The symptom is so obvious even after only ONE epoch. Below is the training history for each version.

Keras 2.0.5

Epoch 1/100
6631/6631 [==============================] - 1139s - loss: 0.2004 - val_loss: 0.1710
Epoch 2/100
6631/6631 [==============================] - 1133s - loss: 0.1710 - val_loss: 0.1602
Epoch 3/100
6631/6631 [==============================] - 1135s - loss: 0.1616 - val_loss: 0.1571
Epoch 4/100
6631/6631 [==============================] - 1135s - loss: 0.1566 - val_loss: 0.1535

Keras 2.0.6

Epoch 1/100
6631/6631 [==============================] - 1159s - loss: 0.2083 - val_loss: 0.1825
Epoch 2/100
6631/6631 [==============================] - 1150s - loss: 0.1824 - val_loss: 0.1736
Epoch 3/100
6631/6631 [==============================] - 1147s - loss: 0.1726 - val_loss: 0.1601
Epoch 4/100
6631/6631 [==============================] - 1149s - loss: 0.1666 - val_loss: 0.1583

Hardware Setup

GTX 1080Ti x2
(Which information could be helpful?)

Software Setup

CentOS 7.3
CUDA 8 / CuDNN 6
Anaconda 4.3.24 (with Python 3.5)
TensorFlow 1.1.0

Please ask me any other information if you need! Thanks 😄

AndrasEros · Answer 8 · Fri Feb 09 2018 05:15:48 GMT+0800 (China Standard Time)

Very interesting!
Similarities that matter:

I have the same hardware, 2x GTX 1080Ti
We both use Batchnormalization that was touched in Keras 2.0.6

Differences:

I'm on Windows 10
I have Anaconda 4.2.0 (64 bit)

Now I'm just brainstorming what we can check:

I'm not sure Windows and Linux drivers are connected but we can check GPU driver. Mine is 388.13. I upgraded it same time when I upgraded Keras to 2.0.6. We can search open issues or try to downgrade.
We both have a multi-GPU environment and Keras has a multi-GPU processing that is called from fit_generator that was touched in 2.0.6. We both should try to hide one of the GPU so TF and Keras can't see it. How to do it.
Remove Batchnorm completely from our models, don't even import it and try again 2.0.5 vs. 2.0.6.

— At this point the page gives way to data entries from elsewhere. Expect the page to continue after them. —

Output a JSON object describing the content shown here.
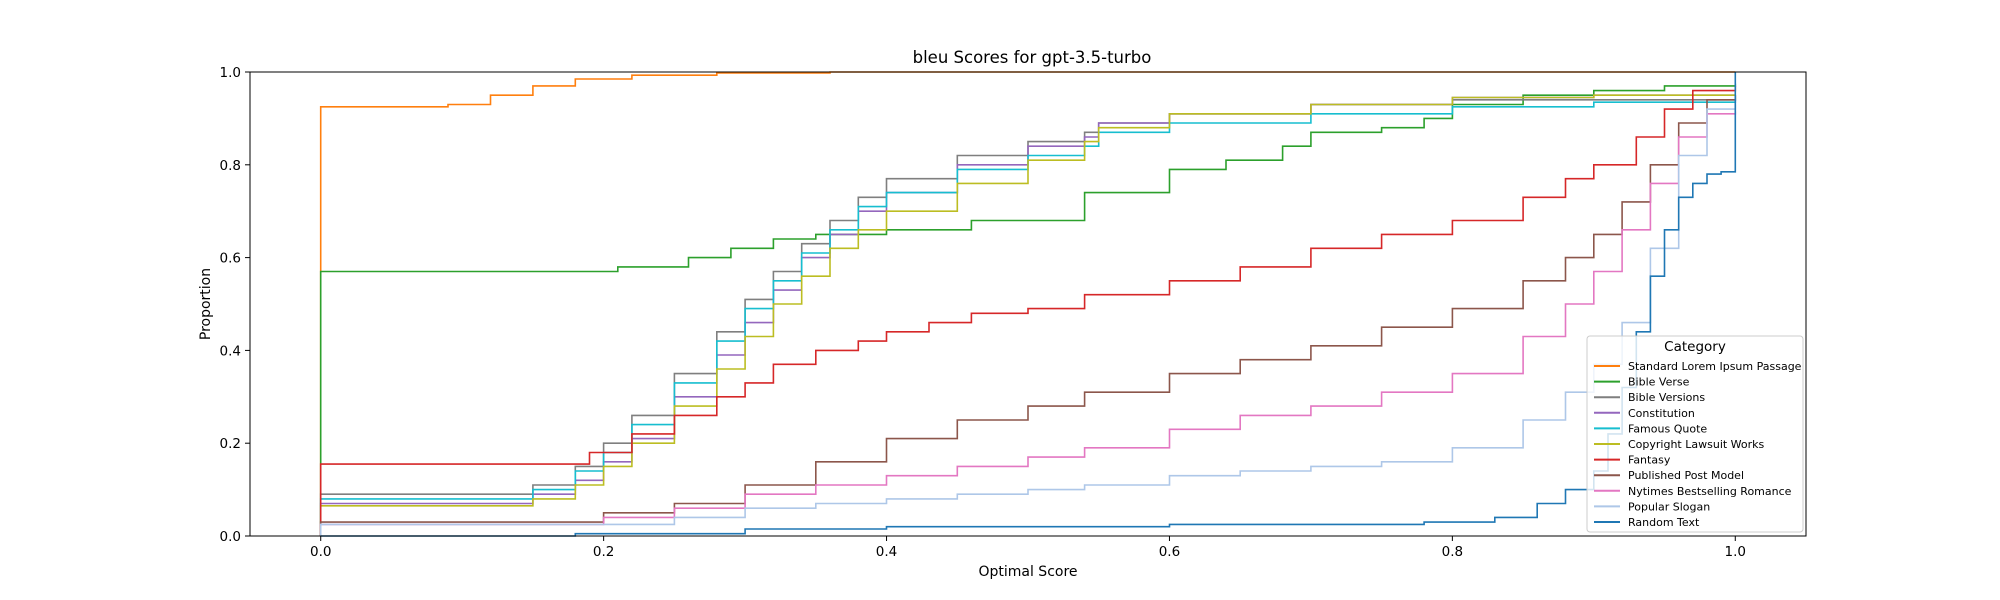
{
  "chart_data": {
    "type": "line",
    "title": "bleu Scores for gpt-3.5-turbo",
    "xlabel": "Optimal Score",
    "ylabel": "Proportion",
    "xlim": [
      -0.05,
      1.05
    ],
    "ylim": [
      0.0,
      1.0
    ],
    "xticks": [
      "0.0",
      "0.2",
      "0.4",
      "0.6",
      "0.8",
      "1.0"
    ],
    "yticks": [
      "0.0",
      "0.2",
      "0.4",
      "0.6",
      "0.8",
      "1.0"
    ],
    "grid": false,
    "legend": {
      "title": "Category",
      "placement": "lower right"
    },
    "series": [
      {
        "name": "Standard Lorem Ipsum Passage",
        "color": "#ff7f0e",
        "x": [
          0.0,
          0.0,
          0.07,
          0.09,
          0.12,
          0.15,
          0.18,
          0.22,
          0.28,
          0.36,
          1.0
        ],
        "y": [
          0.0,
          0.925,
          0.925,
          0.93,
          0.95,
          0.97,
          0.985,
          0.993,
          0.998,
          1.0,
          1.0
        ]
      },
      {
        "name": "Bible Verse",
        "color": "#2ca02c",
        "x": [
          0.0,
          0.0,
          0.18,
          0.21,
          0.26,
          0.29,
          0.32,
          0.35,
          0.4,
          0.46,
          0.54,
          0.54,
          0.6,
          0.64,
          0.68,
          0.7,
          0.75,
          0.78,
          0.8,
          0.85,
          0.9,
          0.95,
          1.0
        ],
        "y": [
          0.0,
          0.57,
          0.57,
          0.58,
          0.6,
          0.62,
          0.64,
          0.65,
          0.66,
          0.68,
          0.72,
          0.74,
          0.79,
          0.81,
          0.84,
          0.87,
          0.88,
          0.9,
          0.93,
          0.95,
          0.96,
          0.97,
          0.975
        ]
      },
      {
        "name": "Bible Versions",
        "color": "#7f7f7f",
        "x": [
          0.0,
          0.0,
          0.12,
          0.15,
          0.18,
          0.2,
          0.22,
          0.25,
          0.28,
          0.3,
          0.32,
          0.34,
          0.36,
          0.38,
          0.4,
          0.45,
          0.5,
          0.54,
          0.55,
          0.6,
          0.7,
          0.8,
          0.9,
          1.0
        ],
        "y": [
          0.0,
          0.09,
          0.09,
          0.11,
          0.15,
          0.2,
          0.26,
          0.35,
          0.44,
          0.51,
          0.57,
          0.63,
          0.68,
          0.73,
          0.77,
          0.82,
          0.85,
          0.87,
          0.89,
          0.91,
          0.93,
          0.94,
          0.94,
          0.95
        ]
      },
      {
        "name": "Constitution",
        "color": "#9467bd",
        "x": [
          0.0,
          0.0,
          0.12,
          0.15,
          0.18,
          0.2,
          0.22,
          0.25,
          0.28,
          0.3,
          0.32,
          0.34,
          0.36,
          0.38,
          0.4,
          0.45,
          0.5,
          0.54,
          0.55,
          0.6,
          0.7,
          0.8,
          0.9,
          1.0
        ],
        "y": [
          0.0,
          0.07,
          0.07,
          0.09,
          0.12,
          0.16,
          0.21,
          0.3,
          0.39,
          0.46,
          0.53,
          0.6,
          0.65,
          0.7,
          0.74,
          0.8,
          0.84,
          0.86,
          0.89,
          0.91,
          0.93,
          0.945,
          0.95,
          0.95
        ]
      },
      {
        "name": "Famous Quote",
        "color": "#17becf",
        "x": [
          0.0,
          0.0,
          0.12,
          0.15,
          0.18,
          0.2,
          0.22,
          0.25,
          0.28,
          0.3,
          0.32,
          0.34,
          0.36,
          0.38,
          0.4,
          0.45,
          0.5,
          0.54,
          0.55,
          0.6,
          0.7,
          0.8,
          0.9,
          1.0
        ],
        "y": [
          0.0,
          0.08,
          0.08,
          0.1,
          0.14,
          0.18,
          0.24,
          0.33,
          0.42,
          0.49,
          0.55,
          0.61,
          0.66,
          0.71,
          0.74,
          0.79,
          0.82,
          0.84,
          0.87,
          0.89,
          0.91,
          0.925,
          0.935,
          0.94
        ]
      },
      {
        "name": "Copyright Lawsuit Works",
        "color": "#bcbd22",
        "x": [
          0.0,
          0.0,
          0.12,
          0.15,
          0.18,
          0.2,
          0.22,
          0.25,
          0.28,
          0.3,
          0.32,
          0.34,
          0.36,
          0.38,
          0.4,
          0.45,
          0.5,
          0.54,
          0.55,
          0.6,
          0.7,
          0.8,
          0.9,
          1.0
        ],
        "y": [
          0.0,
          0.065,
          0.065,
          0.08,
          0.11,
          0.15,
          0.2,
          0.28,
          0.36,
          0.43,
          0.5,
          0.56,
          0.62,
          0.66,
          0.7,
          0.76,
          0.81,
          0.85,
          0.88,
          0.91,
          0.93,
          0.945,
          0.95,
          0.95
        ]
      },
      {
        "name": "Fantasy",
        "color": "#d62728",
        "x": [
          0.0,
          0.0,
          0.16,
          0.19,
          0.22,
          0.25,
          0.28,
          0.3,
          0.32,
          0.35,
          0.38,
          0.4,
          0.43,
          0.46,
          0.5,
          0.54,
          0.54,
          0.6,
          0.65,
          0.7,
          0.75,
          0.8,
          0.85,
          0.88,
          0.9,
          0.93,
          0.95,
          0.97,
          1.0
        ],
        "y": [
          0.0,
          0.155,
          0.155,
          0.18,
          0.22,
          0.26,
          0.3,
          0.33,
          0.37,
          0.4,
          0.42,
          0.44,
          0.46,
          0.48,
          0.49,
          0.5,
          0.52,
          0.55,
          0.58,
          0.62,
          0.65,
          0.68,
          0.73,
          0.77,
          0.8,
          0.86,
          0.92,
          0.96,
          0.97
        ]
      },
      {
        "name": "Published Post Model",
        "color": "#8c564b",
        "x": [
          0.0,
          0.0,
          0.15,
          0.2,
          0.25,
          0.3,
          0.35,
          0.4,
          0.45,
          0.5,
          0.54,
          0.6,
          0.65,
          0.7,
          0.75,
          0.8,
          0.85,
          0.88,
          0.9,
          0.92,
          0.94,
          0.96,
          0.98,
          1.0
        ],
        "y": [
          0.0,
          0.03,
          0.03,
          0.05,
          0.07,
          0.11,
          0.16,
          0.21,
          0.25,
          0.28,
          0.31,
          0.35,
          0.38,
          0.41,
          0.45,
          0.49,
          0.55,
          0.6,
          0.65,
          0.72,
          0.8,
          0.89,
          0.94,
          0.95
        ]
      },
      {
        "name": "Nytimes Bestselling Romance",
        "color": "#e377c2",
        "x": [
          0.0,
          0.0,
          0.15,
          0.2,
          0.25,
          0.3,
          0.35,
          0.4,
          0.45,
          0.5,
          0.54,
          0.6,
          0.65,
          0.7,
          0.75,
          0.8,
          0.85,
          0.88,
          0.9,
          0.92,
          0.94,
          0.96,
          0.98,
          1.0
        ],
        "y": [
          0.0,
          0.025,
          0.025,
          0.04,
          0.06,
          0.09,
          0.11,
          0.13,
          0.15,
          0.17,
          0.19,
          0.23,
          0.26,
          0.28,
          0.31,
          0.35,
          0.43,
          0.5,
          0.57,
          0.66,
          0.76,
          0.86,
          0.91,
          0.915
        ]
      },
      {
        "name": "Popular Slogan",
        "color": "#aec7e8",
        "x": [
          0.0,
          0.0,
          0.2,
          0.25,
          0.3,
          0.35,
          0.4,
          0.45,
          0.5,
          0.54,
          0.6,
          0.65,
          0.7,
          0.75,
          0.8,
          0.85,
          0.88,
          0.9,
          0.92,
          0.94,
          0.96,
          0.98,
          1.0
        ],
        "y": [
          0.0,
          0.025,
          0.025,
          0.04,
          0.06,
          0.07,
          0.08,
          0.09,
          0.1,
          0.11,
          0.13,
          0.14,
          0.15,
          0.16,
          0.19,
          0.25,
          0.31,
          0.37,
          0.46,
          0.62,
          0.82,
          0.92,
          0.93
        ]
      },
      {
        "name": "Random Text",
        "color": "#1f77b4",
        "x": [
          0.0,
          0.18,
          0.3,
          0.4,
          0.6,
          0.78,
          0.83,
          0.86,
          0.88,
          0.9,
          0.91,
          0.92,
          0.93,
          0.94,
          0.95,
          0.96,
          0.97,
          0.98,
          0.99,
          1.0,
          1.0
        ],
        "y": [
          0.0,
          0.005,
          0.015,
          0.02,
          0.025,
          0.03,
          0.04,
          0.07,
          0.1,
          0.14,
          0.22,
          0.32,
          0.44,
          0.56,
          0.66,
          0.73,
          0.76,
          0.78,
          0.785,
          0.785,
          1.0
        ]
      }
    ]
  }
}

Additional ideas are welcome from anyone!

Taejun Kim · Answer 9 · Fri Feb 09 2018 10:22:14 GMT+0800 (China Standard Time)

My GPU driver version is 381.22
I have 2 GPUs but I use only one GPU for a training, so I guess it's not the reason 😥
I didn't know that BatchNorm was touched in 2.0.6! I should remove BatchNorms and compare performances. I will let you know the result! 😄

Luke de Oliveira · Answer 10 · Fri Feb 09 2018 12:21:24 GMT+0800 (China Standard Time)

How long do your train-eval loops take? If short(ish) you could use git bisect to find the problematic commit.